Authorization-related policy can be abstracted by defining application roles, where a role is a collection of permissions that allow certain actions on given application resources. For example, a travel application can declare that the view() or change() reservations methods on ReservationBean can be accessed by TravelAgent role. In other words, TravelAgent is an implementation-defined role that identifies what can be done by a "travel agent" in terms of a set of permissions to invoke specific methods on the respective Enterprise JavaBeans (EJBs). What is not likely defined during the implementation phase is who has the privileges of a TravelAgent. User-to-role assignments are typically initialized at deployment and managed thereafter throughout the application's lifetime. Listing 1 shows an example of code defining some role-based method permissions.

Listing 1. Code defining some role-based method permissions
   <method-name> view</method-name>
   <method-name> change</method-name>

Applications that require authenticated identity information before performing some business logic must obtain that information from the infrastructure. For instance, in a J2EE environment, the run time establishes the user's identity after authentication; the application can retrieve this information with an API, such as getCallerPrincipal().

Flexibility of choice

Sometimes certain requirements or constraints on the access to the service itself -- including authentication, integrity, and confidentiality requirements -- are needed by a client run time.
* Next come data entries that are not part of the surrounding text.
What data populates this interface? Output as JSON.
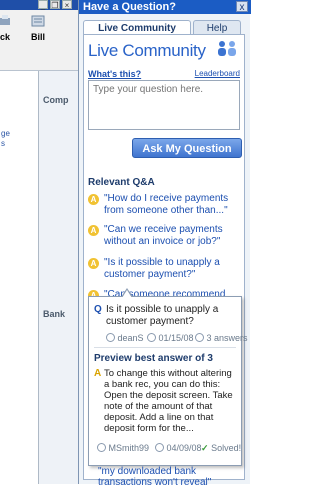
{
  "background_app": {
    "toolbar": [
      {
        "label": "ck",
        "icon": "printer-icon"
      },
      {
        "label": "Bill",
        "icon": "bill-icon"
      }
    ],
    "side_links": [
      "ge",
      "s"
    ],
    "section_labels": [
      "Comp",
      "Bank"
    ]
  },
  "panel": {
    "title": "Have a Question?",
    "close_label": "x",
    "tabs": [
      {
        "label": "Live Community",
        "active": true
      },
      {
        "label": "Help",
        "active": false
      }
    ],
    "brand_title": "Live Community",
    "whats_this": "What's this?",
    "leaderboard": "Leaderboard",
    "question_placeholder": "Type your question here.",
    "ask_button": "Ask My Question",
    "related_header": "Relevant Q&A",
    "related": [
      "\"How do I receive payments from someone other than...\"",
      "\"Can we receive payments without an invoice or job?\"",
      "\"Is it possible to unapply a customer payment?\"",
      "\"Can someone recommend"
    ],
    "last_item": "\"my downloaded bank transactions won't reveal\""
  },
  "popup": {
    "question": "Is it possible to unapply a customer payment?",
    "author": "deanS",
    "date": "01/15/08",
    "answers": "3 answers",
    "preview_header": "Preview best answer of 3",
    "answer": "To change this without altering a bank rec, you can do this: Open the deposit screen. Take note of the amount of that deposit. Add a line on that deposit form for the...",
    "answer_author": "MSmith99",
    "answer_date": "04/09/08",
    "solved": "Solved!"
  },
  "colors": {
    "title_bar": "#1b5cc4",
    "link": "#1c4fb0",
    "ask_button": "#3f74cf",
    "answer_badge": "#f1c232"
  }
}
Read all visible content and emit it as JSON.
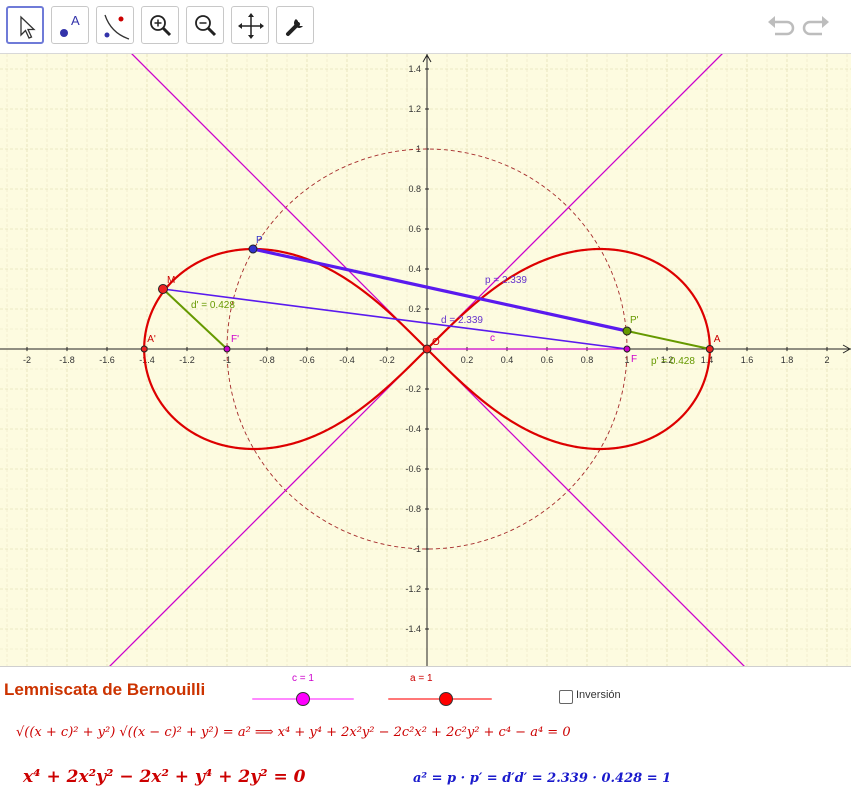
{
  "toolbar": {
    "tools": [
      {
        "name": "move",
        "icon": "pointer-arrow-icon",
        "active": true
      },
      {
        "name": "point",
        "icon": "point-icon",
        "label": "A"
      },
      {
        "name": "locus",
        "icon": "locus-icon"
      },
      {
        "name": "zoom_in",
        "icon": "zoom-in-icon"
      },
      {
        "name": "zoom_out",
        "icon": "zoom-out-icon"
      },
      {
        "name": "move_view",
        "icon": "move-view-icon"
      },
      {
        "name": "settings",
        "icon": "wrench-icon"
      }
    ],
    "undo_icon": "undo-icon",
    "redo_icon": "redo-icon"
  },
  "graph": {
    "background": "#fdfbe0",
    "x_ticks": [
      "-2",
      "-1.8",
      "-1.6",
      "-1.4",
      "-1.2",
      "-1",
      "-0.8",
      "-0.6",
      "-0.4",
      "-0.2",
      "0.2",
      "0.4",
      "0.6",
      "0.8",
      "1",
      "1.2",
      "1.4",
      "1.6",
      "1.8",
      "2"
    ],
    "y_ticks": [
      "1.4",
      "1.2",
      "1",
      "0.8",
      "0.6",
      "0.4",
      "0.2",
      "-0.2",
      "-0.4",
      "-0.6",
      "-0.8",
      "-1",
      "-1.2",
      "-1.4"
    ],
    "x_range": [
      -2.1,
      2.1
    ],
    "y_range": [
      -1.58,
      1.48
    ],
    "a": 1,
    "c": 1,
    "points": {
      "M": {
        "label": "M",
        "x": -1.32,
        "y": 0.3
      },
      "P": {
        "label": "P",
        "x": -0.87,
        "y": 0.5
      },
      "P_prime": {
        "label": "P'",
        "x": 1.0,
        "y": 0.09
      },
      "O": {
        "label": "O",
        "x": 0,
        "y": 0
      },
      "A": {
        "label": "A",
        "x": 1.414,
        "y": 0
      },
      "A_prime": {
        "label": "A'",
        "x": -1.414,
        "y": 0
      },
      "F": {
        "label": "F",
        "x": 1,
        "y": 0
      },
      "F_prime": {
        "label": "F'",
        "x": -1,
        "y": 0
      }
    },
    "segment_labels": {
      "p": "p = 2.339",
      "d": "d = 2.339",
      "d_prime": "d' = 0.428",
      "p_prime": "p' = 0.428",
      "c": "c"
    },
    "colors": {
      "lemniscate": "#dd0000",
      "asymptotes": "#cc00cc",
      "circle": "#a52a2a",
      "p_segment": "#5a1aee",
      "d_segment": "#5a1aee",
      "green_segment": "#669900",
      "c_segment": "#cc00cc"
    }
  },
  "panel": {
    "title": "Lemniscata de Bernouilli",
    "slider_c": {
      "label": "c = 1",
      "value": 1,
      "min": 0,
      "max": 2,
      "color": "#ff66ff",
      "knob": "#ff00ff"
    },
    "slider_a": {
      "label": "a = 1",
      "value": 1,
      "min": 0,
      "max": 1.8,
      "color": "#ff6666",
      "knob": "#ff0000"
    },
    "checkbox_label": "Inversión",
    "checkbox_checked": false,
    "formula1": "√((x + c)² + y²) √((x − c)² + y²) = a²  ⟹  x⁴ + y⁴ + 2x²y² − 2c²x² + 2c²y² + c⁴ − a⁴ = 0",
    "formula2": "x⁴ + 2x²y² − 2x² + y⁴ + 2y² = 0",
    "formula3": "a² = p · p′ = d′d′ = 2.339 · 0.428 = 1"
  }
}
And it may be desirable to support a wide variety of client run times (such as browser clients, nonbrowser clients, and PDA thin clients). To achieve this, you publish policies asserting that the client runtime must ensure message confidentiality and must provide evidence of the user's identity (user ID/password or a certificate). The policy abstraction for authentication can list alternatives, such as the types of credentials that are acceptable or which credential-issuing authorities are trusted.

For instance, a TravelService Web service can declare its intent to require certain security token types and confidentiality requirements. The implementation may support the declaration of intent through descriptors. Tools can, in turn, generate necessary machine-level details (such as a WS-SecurityPolicy expression), as illustrated in Listing 2.

Listing 2. Example of WS-Security Policy description
              sp:IncludeToken=".../IncludeToken/Once" />
      <sp:SignBeforeEncrypting />
      <sp:EncryptSignature />

Security engineering

In developing secure solutions, one of the best practices is security engineering -- following well-defined patterns so that your application, service, or component will do exactly what its designers and users expect. You should assess the risk inherent in each implementation artifact, designing and implementing it to avoid opening it up to vulnerabilities (for example, efficient memory management and avoiding covert channels) Tools support and code reviews can also help minimize (or eliminate) harm to the environment in which your solution is deployed.


An SOA programming model must ensure that each service invocation adheres to security policies that are valid for both the requester and service endpoint. The security infrastructure -- including the ability to authenticate requesters and authorize their access to services, propagate security context across Web service requests based on an underlying trust model, audit significant events, and effectively protect data and content -- forms a fabric of the SOA environment that helps secure components and services. At the core of all SOA security is a policy-based infrastructure and management of the policies. In the ideal case, the SOA application is centered on business logic, delegating the enforcement of security policies, and handling trust relationships for the infrastructure. The Web services security model and approaches based on the Web services security specifications help meet the challenges of securing service-oriented applications.